I haven't been sleeping well.....
However, despite all of these very odd dreams that are mostly riddled with fears, I woke up with this scribbled next to my bed:
"THE MOST IMPORTANT THING WE CAN DO IS SET THE WORLD ON FIRE. WHEN YOU SET ONE THING, ONE PERSON ON FIRE....IT SPREADS. EFFORTLESSLY."
Now, I'm not an arsonist, but I wrote this, because I know thats the powerful that we do when we share, when we write, when we are willing to share GROWTH.
This last week, instead of setting my life on fire, I've allowed my fears to suppress the little flame to a perfectly contained furnace....I don't "do" perfectly contained anything.
My Love went on tour again and after betrayal in the past, the ability to bid him farewell with a long kiss on the lips and a cooler full of snacks for the road wasn't my go-to emotion, FUCK THAT, rather, I wanted to curl inside myself so that I would be portable too- pack me?
And while I am incredibly bendy, fragmenting the pieces of me to fit inside him isn't an option. While Fear was enjoying this chewy piece of discomfort, gnawing the shit out of it and licking the bones raw- my higher voice gave me the only TRUE solution; TRUST HIM. Lower self responds: "ew, sticky, ouchy, I don't like it! my insides want to kick someone! I can't, just give me another What If, to swirl into a nice devastation cocktail, I'm thirsty for more masochism." Clinging. Chained inside my own thoughts, my own illusions.
Our relationship is healthier and happier than it ever could have been had we not gone through the difficult period we did- we are communicating TO each other and not AT each other, he's doing everything he can to make me feel safe and loved and wanted, yet- I can't seem to let go of the fear that I'll have to endure a traumatic blow from his recklessness, despite his unfaltering patience, growth, and devotion to me.
Interesting huh? When you can't let something go, it does the opposite of what you actually want. He shows his dedication to the progress of our relationship and carries the weight of all my dreams, fears, wounds without complaining about how heavy a load that truly is. AH, we're actually. GROWING- truly....scooping out the weeds, so there's room for more, for better, for fucking fantastic.

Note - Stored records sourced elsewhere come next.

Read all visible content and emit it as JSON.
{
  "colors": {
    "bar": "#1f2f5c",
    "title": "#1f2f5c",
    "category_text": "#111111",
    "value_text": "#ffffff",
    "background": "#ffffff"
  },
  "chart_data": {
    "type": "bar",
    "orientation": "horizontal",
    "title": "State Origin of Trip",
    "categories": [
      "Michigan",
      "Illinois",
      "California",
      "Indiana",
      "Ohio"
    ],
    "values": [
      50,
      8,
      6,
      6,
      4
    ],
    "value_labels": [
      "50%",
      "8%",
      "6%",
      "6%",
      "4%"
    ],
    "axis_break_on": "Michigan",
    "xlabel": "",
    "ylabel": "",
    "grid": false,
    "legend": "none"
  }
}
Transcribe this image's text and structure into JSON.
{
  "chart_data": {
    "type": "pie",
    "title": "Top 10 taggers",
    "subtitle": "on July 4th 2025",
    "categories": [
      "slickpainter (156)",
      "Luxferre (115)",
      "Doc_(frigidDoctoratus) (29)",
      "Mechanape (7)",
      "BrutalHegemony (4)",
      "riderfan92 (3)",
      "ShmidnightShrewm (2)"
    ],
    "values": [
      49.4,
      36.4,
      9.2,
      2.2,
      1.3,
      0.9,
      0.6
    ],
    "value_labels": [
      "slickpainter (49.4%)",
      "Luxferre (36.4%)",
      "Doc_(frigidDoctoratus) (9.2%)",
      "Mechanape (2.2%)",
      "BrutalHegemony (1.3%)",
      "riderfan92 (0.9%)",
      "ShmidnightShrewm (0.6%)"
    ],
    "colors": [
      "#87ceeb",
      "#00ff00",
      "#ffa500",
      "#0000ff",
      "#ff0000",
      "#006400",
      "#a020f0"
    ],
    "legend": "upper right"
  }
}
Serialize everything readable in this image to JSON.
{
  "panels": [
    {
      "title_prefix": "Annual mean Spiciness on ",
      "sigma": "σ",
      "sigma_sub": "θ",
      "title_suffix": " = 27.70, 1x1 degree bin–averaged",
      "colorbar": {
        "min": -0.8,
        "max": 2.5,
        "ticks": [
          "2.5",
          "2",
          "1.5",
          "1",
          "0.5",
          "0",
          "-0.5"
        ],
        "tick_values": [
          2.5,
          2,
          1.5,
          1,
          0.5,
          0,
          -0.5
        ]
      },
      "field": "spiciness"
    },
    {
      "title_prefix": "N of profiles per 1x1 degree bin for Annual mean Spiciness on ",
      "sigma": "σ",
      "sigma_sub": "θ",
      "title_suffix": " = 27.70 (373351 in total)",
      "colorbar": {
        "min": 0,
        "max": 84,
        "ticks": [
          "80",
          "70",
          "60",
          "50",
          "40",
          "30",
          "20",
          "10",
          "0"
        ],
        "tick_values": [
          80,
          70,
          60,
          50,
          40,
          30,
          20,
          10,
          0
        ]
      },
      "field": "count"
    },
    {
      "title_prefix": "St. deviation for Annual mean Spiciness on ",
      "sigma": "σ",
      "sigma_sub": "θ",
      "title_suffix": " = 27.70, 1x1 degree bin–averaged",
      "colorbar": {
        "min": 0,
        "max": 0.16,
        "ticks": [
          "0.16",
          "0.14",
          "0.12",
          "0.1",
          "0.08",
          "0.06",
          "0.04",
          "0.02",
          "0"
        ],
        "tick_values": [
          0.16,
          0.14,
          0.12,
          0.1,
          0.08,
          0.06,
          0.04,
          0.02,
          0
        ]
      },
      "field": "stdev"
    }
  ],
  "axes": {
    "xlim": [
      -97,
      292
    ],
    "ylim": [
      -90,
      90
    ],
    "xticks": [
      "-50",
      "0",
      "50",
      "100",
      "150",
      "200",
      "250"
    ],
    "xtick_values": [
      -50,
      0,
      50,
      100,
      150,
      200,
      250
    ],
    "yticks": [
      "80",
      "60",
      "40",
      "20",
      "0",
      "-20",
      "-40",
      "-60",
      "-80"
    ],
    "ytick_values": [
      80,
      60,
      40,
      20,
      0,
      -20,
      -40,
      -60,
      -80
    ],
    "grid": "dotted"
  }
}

Right before things are about to change, even in the most positive way, there's a natural instinct to cling to very last layer, to savor its presence, even when you want to be rid of it; fears included.
The thing about clinging is that we FORGET that it's in the letting go that actually allows us to break patterns and move beyond our fears. Easier said than done, when you've been clinging with Super Glue, eh?
Whatever emotion is taking away your life force, we have to remember there is ALWAYS an opposite standing beside it.....
When you're feeling powerless, choose to feel empowered- empowered in spite of whatever it is that is seemingly stripping you of your strength. There is no person, no scenario, no dollar amount, or corporation that can take away your power- its in our minds that we allow our innate powerful nature to be silenced.
FEEL FIRE, FREEDOM AND SUNSHINE AND TRUST AND ALL OF THOSE THINGS, WHEN YOU FEEL LIKE THEY'RE IMPOSSIBLE.
Embrace what honors you and say "fuck off" to anything that doesn't (out loud if necessary.)
On my yoga mat the other day, my teacher said, "Now when you're ready (she pauses)....or, let me correct myself, we're always 'ready' we just have to be patient."
I am ready to trust, I just have to patient with my letting go process- I'm ready to find the abundance I'm working so hard for, I just have to be patient- We're always READY, for growth,, for change, for newness, FOR HAPPINESS TO HAPPEN TO US, to go outside our comfort lines....to stop. clinging. we just have to be patient, when we finally acknowledge that, change happens, patience dissolves and action occurs.......
WHAT ARE YOU "READY" FOR THAT YOU CAN'T SEEM TO LET GO OF????